Le Quatorzième Dalaï-lama
et la Mongolie
Depuis la fin des années 50, la pression sur les restes de
l’« Eglise Jaune » en Mongolie a lentement décliné. En 1979, le
Quatorzième Dalaï-lama visita la Mongolie pour la première fois. Moscou,
qui était impliqué dans une confrontation avec la Chine, était satisfait de
telles visites. Néanmoins ce ne fut pas avant 1990 que le Parti Communiste
de Mongolie abandonna son monopole sur le pouvoir. En 1992, une nouvelle
constitution démocratique entra en vigueur.
Aujourd’hui (en
1999), les anciens monastères détruits par les communistes sont
reconstruits, en partie avec un appui occidental. Depuis le début des
années 90, une véritable « re-lamaïsation » est en cours parmi
les Mongols et avec elle une renaissance du mythe de Shambhala et
une diffusion renouvelée du rituel du Kalachakra. L’ordre Gelugpa
attire tant de nouveaux membres que la majorité des novices ne peut pas
recevoir une instruction appropriée parce qu’il n’y a pas assez
d’enseignants tantriques. La conséquence est une armée considérable de
moines non-qualifiés, qui gagnent souvent leur subsistance par toutes
sortes de pratiques magiques douteuses et qui représentent un potentiel
dangereux pour une possible vague de fondamentalisme bouddhiste.
La personne qui
avec une grande compétence organisationnelle supervise et accélère la
« renaissance » du lamaïsme en Mongolie porte le nom de Bakula
Rinpoche, un ancien instructeur du Dalaï-lama et son bras droit pour les
questions de politique mongole. De manière surprenante, le lama, reconnu
comme un grand tulku, assume aussi les fonctions d’ambassadeur indien à
Oulan-Bator en plus de ses activités religieuses, et est accepté et appuyé
par le gouvernement local dans ce double rôle d’ambassadeur de l’Inde et de
figure centrale du « processus de re-lamaïsation ». En septembre
1993, il obtint que l’urne contenant les cendres du Bouddha historique soit
amenée d’Inde jusqu’en Mongolie pendant plusieurs semaines, un privilège
que jusqu’à présent l’Inde n’a accordé à aucun autre pays. Bakula jouit
d’une influence si grande qu’en 1994 il annonça aux Mongols que la neuvième
incarnation du Jabtsundamba Khutuktu, la figure spirituelle suprême de leur
pays, avait été découverte en Inde.
Le Dalaï-lama est
conscient de la grande importance de la Mongolie pour sa politique
mondiale.
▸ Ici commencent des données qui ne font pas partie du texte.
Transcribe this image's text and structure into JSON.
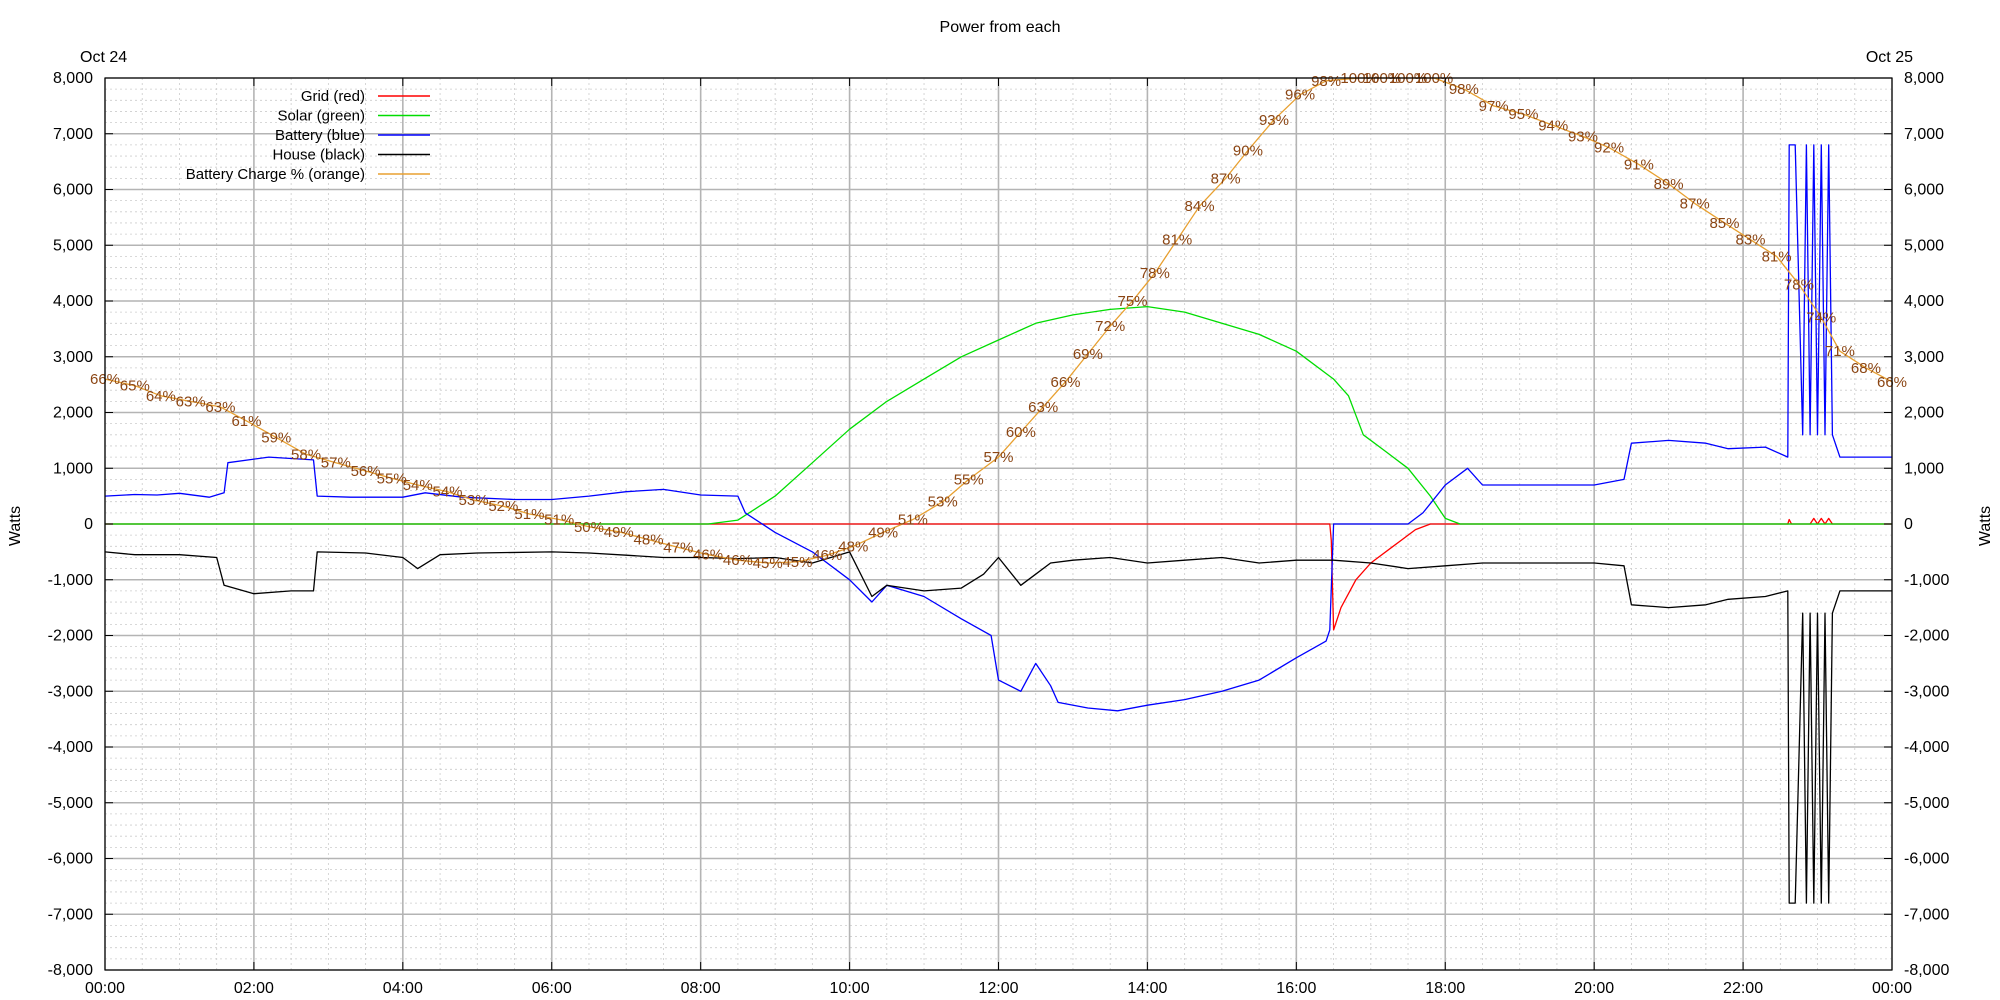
{
  "chart_data": {
    "type": "line",
    "title": "Power from each",
    "date_left": "Oct 24",
    "date_right": "Oct 25",
    "ylabel_left": "Watts",
    "ylabel_right": "Watts",
    "xlim": [
      0,
      24
    ],
    "ylim": [
      -8000,
      8000
    ],
    "x_ticks": [
      {
        "v": 0,
        "label": "00:00"
      },
      {
        "v": 2,
        "label": "02:00"
      },
      {
        "v": 4,
        "label": "04:00"
      },
      {
        "v": 6,
        "label": "06:00"
      },
      {
        "v": 8,
        "label": "08:00"
      },
      {
        "v": 10,
        "label": "10:00"
      },
      {
        "v": 12,
        "label": "12:00"
      },
      {
        "v": 14,
        "label": "14:00"
      },
      {
        "v": 16,
        "label": "16:00"
      },
      {
        "v": 18,
        "label": "18:00"
      },
      {
        "v": 20,
        "label": "20:00"
      },
      {
        "v": 22,
        "label": "22:00"
      },
      {
        "v": 24,
        "label": "00:00"
      }
    ],
    "y_ticks": [
      {
        "v": 8000,
        "label": "8,000"
      },
      {
        "v": 7000,
        "label": "7,000"
      },
      {
        "v": 6000,
        "label": "6,000"
      },
      {
        "v": 5000,
        "label": "5,000"
      },
      {
        "v": 4000,
        "label": "4,000"
      },
      {
        "v": 3000,
        "label": "3,000"
      },
      {
        "v": 2000,
        "label": "2,000"
      },
      {
        "v": 1000,
        "label": "1,000"
      },
      {
        "v": 0,
        "label": "0"
      },
      {
        "v": -1000,
        "label": "-1,000"
      },
      {
        "v": -2000,
        "label": "-2,000"
      },
      {
        "v": -3000,
        "label": "-3,000"
      },
      {
        "v": -4000,
        "label": "-4,000"
      },
      {
        "v": -5000,
        "label": "-5,000"
      },
      {
        "v": -6000,
        "label": "-6,000"
      },
      {
        "v": -7000,
        "label": "-7,000"
      },
      {
        "v": -8000,
        "label": "-8,000"
      }
    ],
    "grid": true,
    "legend_placement": "top-left",
    "series": [
      {
        "name": "Grid (red)",
        "color": "#ff0000",
        "points": [
          [
            0,
            0
          ],
          [
            16.45,
            0
          ],
          [
            16.47,
            -300
          ],
          [
            16.5,
            -1900
          ],
          [
            16.6,
            -1500
          ],
          [
            16.8,
            -1000
          ],
          [
            17,
            -700
          ],
          [
            17.3,
            -400
          ],
          [
            17.6,
            -100
          ],
          [
            17.8,
            0
          ],
          [
            22.6,
            0
          ],
          [
            22.62,
            80
          ],
          [
            22.65,
            0
          ],
          [
            22.9,
            0
          ],
          [
            22.95,
            100
          ],
          [
            23,
            0
          ],
          [
            23.05,
            100
          ],
          [
            23.1,
            0
          ],
          [
            23.15,
            100
          ],
          [
            23.2,
            0
          ],
          [
            24,
            0
          ]
        ]
      },
      {
        "name": "Solar (green)",
        "color": "#00dd00",
        "points": [
          [
            0,
            0
          ],
          [
            8.1,
            0
          ],
          [
            8.5,
            70
          ],
          [
            9,
            500
          ],
          [
            9.5,
            1100
          ],
          [
            10,
            1700
          ],
          [
            10.5,
            2200
          ],
          [
            11,
            2600
          ],
          [
            11.5,
            3000
          ],
          [
            12,
            3300
          ],
          [
            12.5,
            3600
          ],
          [
            13,
            3750
          ],
          [
            13.5,
            3850
          ],
          [
            14,
            3900
          ],
          [
            14.5,
            3800
          ],
          [
            15,
            3600
          ],
          [
            15.5,
            3400
          ],
          [
            16,
            3100
          ],
          [
            16.5,
            2600
          ],
          [
            16.7,
            2300
          ],
          [
            16.9,
            1600
          ],
          [
            17.2,
            1300
          ],
          [
            17.5,
            1000
          ],
          [
            17.8,
            500
          ],
          [
            18,
            100
          ],
          [
            18.2,
            0
          ],
          [
            24,
            0
          ]
        ]
      },
      {
        "name": "Battery (blue)",
        "color": "#0000ff",
        "points": [
          [
            0,
            500
          ],
          [
            0.4,
            530
          ],
          [
            0.7,
            520
          ],
          [
            1,
            550
          ],
          [
            1.4,
            480
          ],
          [
            1.6,
            560
          ],
          [
            1.65,
            1100
          ],
          [
            2.2,
            1200
          ],
          [
            2.8,
            1150
          ],
          [
            2.85,
            500
          ],
          [
            3.3,
            480
          ],
          [
            4,
            480
          ],
          [
            4.3,
            560
          ],
          [
            4.8,
            480
          ],
          [
            5.5,
            440
          ],
          [
            6,
            440
          ],
          [
            6.5,
            500
          ],
          [
            7,
            580
          ],
          [
            7.5,
            620
          ],
          [
            8,
            520
          ],
          [
            8.5,
            500
          ],
          [
            8.6,
            200
          ],
          [
            9,
            -150
          ],
          [
            9.5,
            -500
          ],
          [
            10,
            -1000
          ],
          [
            10.3,
            -1400
          ],
          [
            10.5,
            -1100
          ],
          [
            11,
            -1300
          ],
          [
            11.5,
            -1700
          ],
          [
            11.9,
            -2000
          ],
          [
            12,
            -2800
          ],
          [
            12.3,
            -3000
          ],
          [
            12.5,
            -2500
          ],
          [
            12.7,
            -2900
          ],
          [
            12.8,
            -3200
          ],
          [
            13.2,
            -3300
          ],
          [
            13.6,
            -3350
          ],
          [
            14,
            -3250
          ],
          [
            14.5,
            -3150
          ],
          [
            15,
            -3000
          ],
          [
            15.5,
            -2800
          ],
          [
            16,
            -2400
          ],
          [
            16.4,
            -2100
          ],
          [
            16.45,
            -1900
          ],
          [
            16.5,
            0
          ],
          [
            17.5,
            0
          ],
          [
            17.7,
            200
          ],
          [
            18,
            700
          ],
          [
            18.3,
            1000
          ],
          [
            18.5,
            700
          ],
          [
            19,
            700
          ],
          [
            20,
            700
          ],
          [
            20.4,
            800
          ],
          [
            20.5,
            1450
          ],
          [
            21,
            1500
          ],
          [
            21.5,
            1450
          ],
          [
            21.8,
            1350
          ],
          [
            22.3,
            1380
          ],
          [
            22.6,
            1200
          ],
          [
            22.62,
            6800
          ],
          [
            22.7,
            6800
          ],
          [
            22.8,
            1600
          ],
          [
            22.85,
            6800
          ],
          [
            22.9,
            1600
          ],
          [
            22.95,
            6800
          ],
          [
            23,
            1600
          ],
          [
            23.05,
            6800
          ],
          [
            23.1,
            1600
          ],
          [
            23.15,
            6800
          ],
          [
            23.2,
            1600
          ],
          [
            23.3,
            1200
          ],
          [
            24,
            1200
          ]
        ]
      },
      {
        "name": "House (black)",
        "color": "#000000",
        "points": [
          [
            0,
            -500
          ],
          [
            0.4,
            -550
          ],
          [
            1,
            -550
          ],
          [
            1.5,
            -600
          ],
          [
            1.6,
            -1100
          ],
          [
            2,
            -1250
          ],
          [
            2.5,
            -1200
          ],
          [
            2.8,
            -1200
          ],
          [
            2.85,
            -500
          ],
          [
            3.5,
            -520
          ],
          [
            4,
            -600
          ],
          [
            4.2,
            -800
          ],
          [
            4.5,
            -550
          ],
          [
            5,
            -520
          ],
          [
            6,
            -500
          ],
          [
            6.5,
            -520
          ],
          [
            7,
            -560
          ],
          [
            7.5,
            -600
          ],
          [
            8,
            -600
          ],
          [
            8.5,
            -620
          ],
          [
            9,
            -600
          ],
          [
            9.5,
            -700
          ],
          [
            10,
            -500
          ],
          [
            10.3,
            -1300
          ],
          [
            10.5,
            -1100
          ],
          [
            11,
            -1200
          ],
          [
            11.5,
            -1150
          ],
          [
            11.8,
            -900
          ],
          [
            12,
            -600
          ],
          [
            12.3,
            -1100
          ],
          [
            12.5,
            -900
          ],
          [
            12.7,
            -700
          ],
          [
            13,
            -650
          ],
          [
            13.5,
            -600
          ],
          [
            14,
            -700
          ],
          [
            14.5,
            -650
          ],
          [
            15,
            -600
          ],
          [
            15.5,
            -700
          ],
          [
            16,
            -650
          ],
          [
            16.5,
            -650
          ],
          [
            17,
            -700
          ],
          [
            17.5,
            -800
          ],
          [
            18,
            -750
          ],
          [
            18.5,
            -700
          ],
          [
            19,
            -700
          ],
          [
            20,
            -700
          ],
          [
            20.4,
            -750
          ],
          [
            20.5,
            -1450
          ],
          [
            21,
            -1500
          ],
          [
            21.5,
            -1450
          ],
          [
            21.8,
            -1350
          ],
          [
            22.3,
            -1300
          ],
          [
            22.6,
            -1200
          ],
          [
            22.62,
            -6800
          ],
          [
            22.7,
            -6800
          ],
          [
            22.8,
            -1600
          ],
          [
            22.85,
            -6800
          ],
          [
            22.9,
            -1600
          ],
          [
            22.95,
            -6800
          ],
          [
            23,
            -1600
          ],
          [
            23.05,
            -6800
          ],
          [
            23.1,
            -1600
          ],
          [
            23.15,
            -6800
          ],
          [
            23.2,
            -1600
          ],
          [
            23.3,
            -1200
          ],
          [
            24,
            -1200
          ]
        ]
      },
      {
        "name": "Battery Charge % (orange)",
        "color": "#e8a030",
        "labels": [
          [
            0,
            2600,
            "66%"
          ],
          [
            0.4,
            2480,
            "65%"
          ],
          [
            0.75,
            2300,
            "64%"
          ],
          [
            1.15,
            2200,
            "63%"
          ],
          [
            1.55,
            2100,
            "63%"
          ],
          [
            1.9,
            1850,
            "61%"
          ],
          [
            2.3,
            1550,
            "59%"
          ],
          [
            2.7,
            1250,
            "58%"
          ],
          [
            3.1,
            1100,
            "57%"
          ],
          [
            3.5,
            950,
            "56%"
          ],
          [
            3.85,
            820,
            "55%"
          ],
          [
            4.2,
            700,
            "54%"
          ],
          [
            4.6,
            580,
            "54%"
          ],
          [
            4.95,
            430,
            "53%"
          ],
          [
            5.35,
            320,
            "52%"
          ],
          [
            5.7,
            180,
            "51%"
          ],
          [
            6.1,
            80,
            "51%"
          ],
          [
            6.5,
            -50,
            "50%"
          ],
          [
            6.9,
            -140,
            "49%"
          ],
          [
            7.3,
            -280,
            "48%"
          ],
          [
            7.7,
            -420,
            "47%"
          ],
          [
            8.1,
            -550,
            "46%"
          ],
          [
            8.5,
            -650,
            "46%"
          ],
          [
            8.9,
            -700,
            "45%"
          ],
          [
            9.3,
            -680,
            "45%"
          ],
          [
            9.7,
            -560,
            "46%"
          ],
          [
            10.05,
            -400,
            "48%"
          ],
          [
            10.45,
            -150,
            "49%"
          ],
          [
            10.85,
            80,
            "51%"
          ],
          [
            11.25,
            400,
            "53%"
          ],
          [
            11.6,
            800,
            "55%"
          ],
          [
            12,
            1200,
            "57%"
          ],
          [
            12.3,
            1650,
            "60%"
          ],
          [
            12.6,
            2100,
            "63%"
          ],
          [
            12.9,
            2550,
            "66%"
          ],
          [
            13.2,
            3050,
            "69%"
          ],
          [
            13.5,
            3550,
            "72%"
          ],
          [
            13.8,
            4000,
            "75%"
          ],
          [
            14.1,
            4500,
            "78%"
          ],
          [
            14.4,
            5100,
            "81%"
          ],
          [
            14.7,
            5700,
            "84%"
          ],
          [
            15.05,
            6200,
            "87%"
          ],
          [
            15.35,
            6700,
            "90%"
          ],
          [
            15.7,
            7250,
            "93%"
          ],
          [
            16.05,
            7700,
            "96%"
          ],
          [
            16.4,
            7950,
            "98%"
          ],
          [
            16.85,
            8000,
            "100%"
          ],
          [
            17.15,
            8000,
            "100%"
          ],
          [
            17.5,
            8000,
            "100%"
          ],
          [
            17.85,
            8000,
            "100%"
          ],
          [
            18.25,
            7800,
            "98%"
          ],
          [
            18.65,
            7500,
            "97%"
          ],
          [
            19.05,
            7350,
            "95%"
          ],
          [
            19.45,
            7150,
            "94%"
          ],
          [
            19.85,
            6950,
            "93%"
          ],
          [
            20.2,
            6750,
            "92%"
          ],
          [
            20.6,
            6450,
            "91%"
          ],
          [
            21,
            6100,
            "89%"
          ],
          [
            21.35,
            5750,
            "87%"
          ],
          [
            21.75,
            5400,
            "85%"
          ],
          [
            22.1,
            5100,
            "83%"
          ],
          [
            22.45,
            4800,
            "81%"
          ],
          [
            22.75,
            4300,
            "78%"
          ],
          [
            23.05,
            3700,
            "74%"
          ],
          [
            23.3,
            3100,
            "71%"
          ],
          [
            23.65,
            2800,
            "68%"
          ],
          [
            24,
            2550,
            "66%"
          ]
        ]
      }
    ]
  }
}
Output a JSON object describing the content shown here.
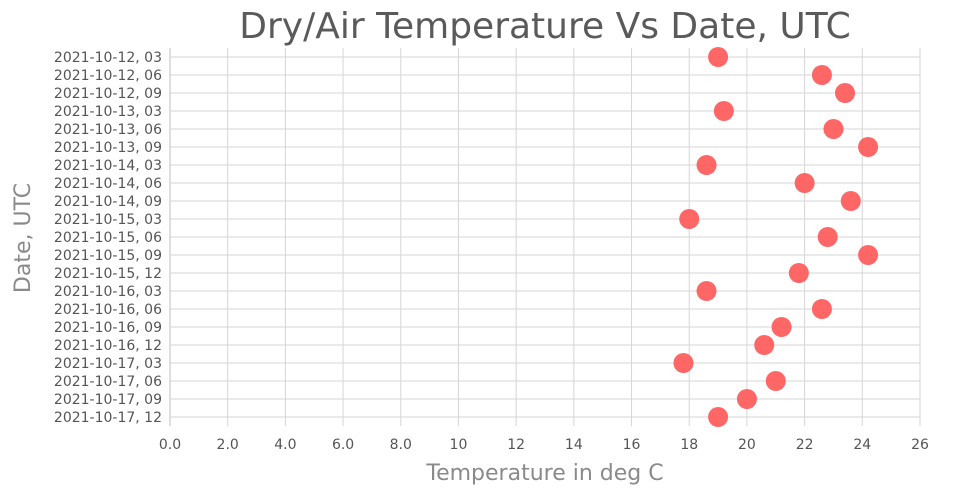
{
  "chart_data": {
    "type": "scatter",
    "title": "Dry/Air Temperature Vs Date, UTC",
    "xlabel": "Temperature in deg C",
    "ylabel": "Date, UTC",
    "xlim": [
      0,
      26
    ],
    "x_ticks": [
      "0.0",
      "2.0",
      "4.0",
      "6.0",
      "8.0",
      "10",
      "12",
      "14",
      "16",
      "18",
      "20",
      "22",
      "24",
      "26"
    ],
    "grid": true,
    "marker_color": "#ff5a5a",
    "categories": [
      "2021-10-12, 03",
      "2021-10-12, 06",
      "2021-10-12, 09",
      "2021-10-13, 03",
      "2021-10-13, 06",
      "2021-10-13, 09",
      "2021-10-14, 03",
      "2021-10-14, 06",
      "2021-10-14, 09",
      "2021-10-15, 03",
      "2021-10-15, 06",
      "2021-10-15, 09",
      "2021-10-15, 12",
      "2021-10-16, 03",
      "2021-10-16, 06",
      "2021-10-16, 09",
      "2021-10-16, 12",
      "2021-10-17, 03",
      "2021-10-17, 06",
      "2021-10-17, 09",
      "2021-10-17, 12"
    ],
    "values": [
      19.0,
      22.6,
      23.4,
      19.2,
      23.0,
      24.2,
      18.6,
      22.0,
      23.6,
      18.0,
      22.8,
      24.2,
      21.8,
      18.6,
      22.6,
      21.2,
      20.6,
      17.8,
      21.0,
      20.0,
      19.0
    ]
  }
}
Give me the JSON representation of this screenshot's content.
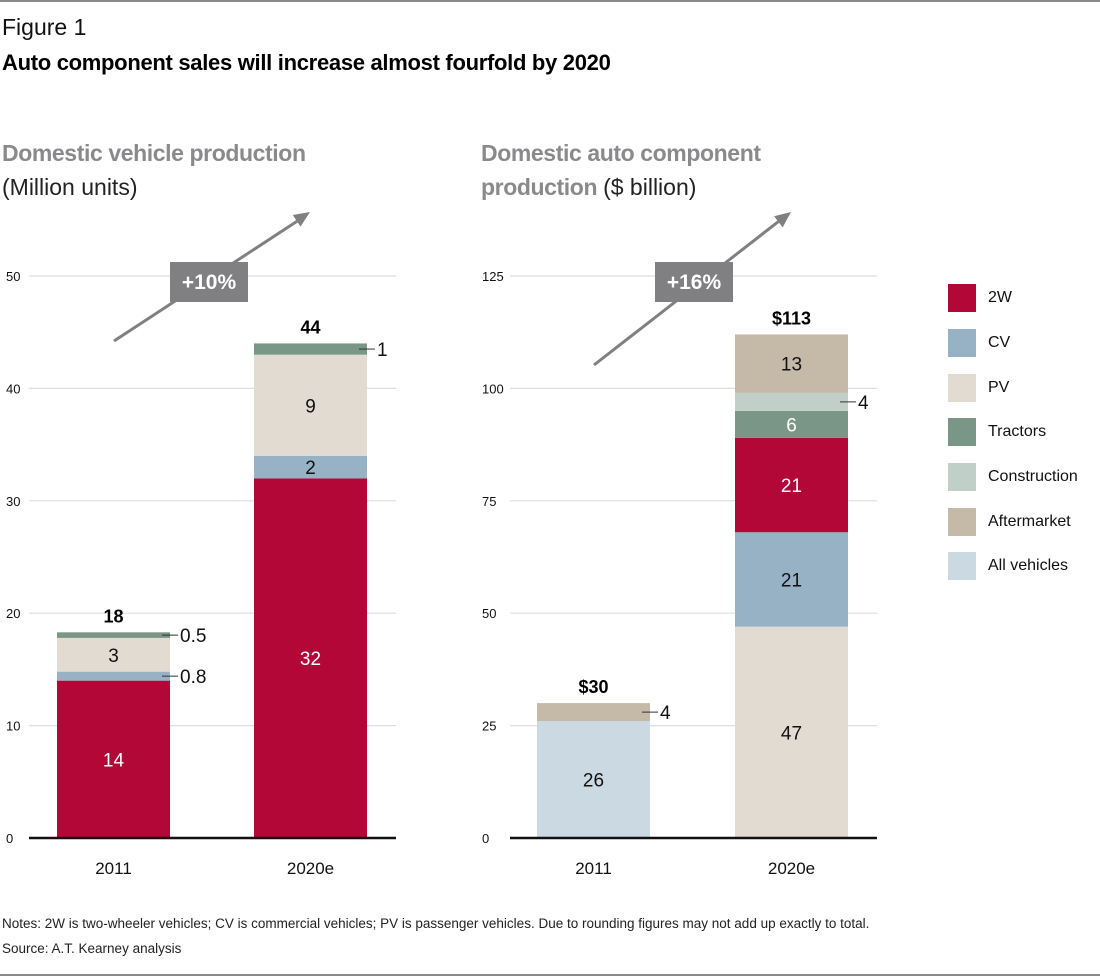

Il est constamment invité ici et conduit des événements de masse
remarquables (en 1979, 1982, 1991, 1994, et 1995). A Oulan-Bator en 1996,
le « dieu vivant » célébra le rituel du Kalachakra devant
une foule immense et enthousiaste. Lorsqu’il rendit visite aux Bouriates
mongols en Russie en 1994, ceux-ci lui demandèrent de reconnaître le plus
grand chef militaire du monde, Gengis Khan, comme un
« Boddhisattva ». Le titulaire du Prix Nobel sourit
énigmatiquement et passa silencieusement à un autre point du programme. En
Mongolie, le Kundun jouit d’une vénération sans bornes qui n’est égalée
dans aucune autre partie du monde (excepté le Tibet). Les grands espoirs de
ce peuple pauvre qui domina jadis le monde reposent sur lui. Il apparaît à
beaucoup de Mongols comme le sauveur qui peut les sortir du triste état
matériel qu’ils connaissent actuellement et restaurer leur renommée de
l’époque de Gengis Khan.
Notes:
[2] Marco Pallis est d’avis que Ossendowski a simplement
substitué le nom d’Agarthi à
celui de Shambhala, parce que le
premier était très connu en Russie comme « centre du monde »,
alors que le nom de Shambhala
n’avait pas d’associations (Robin, 1986, pp. 314-315).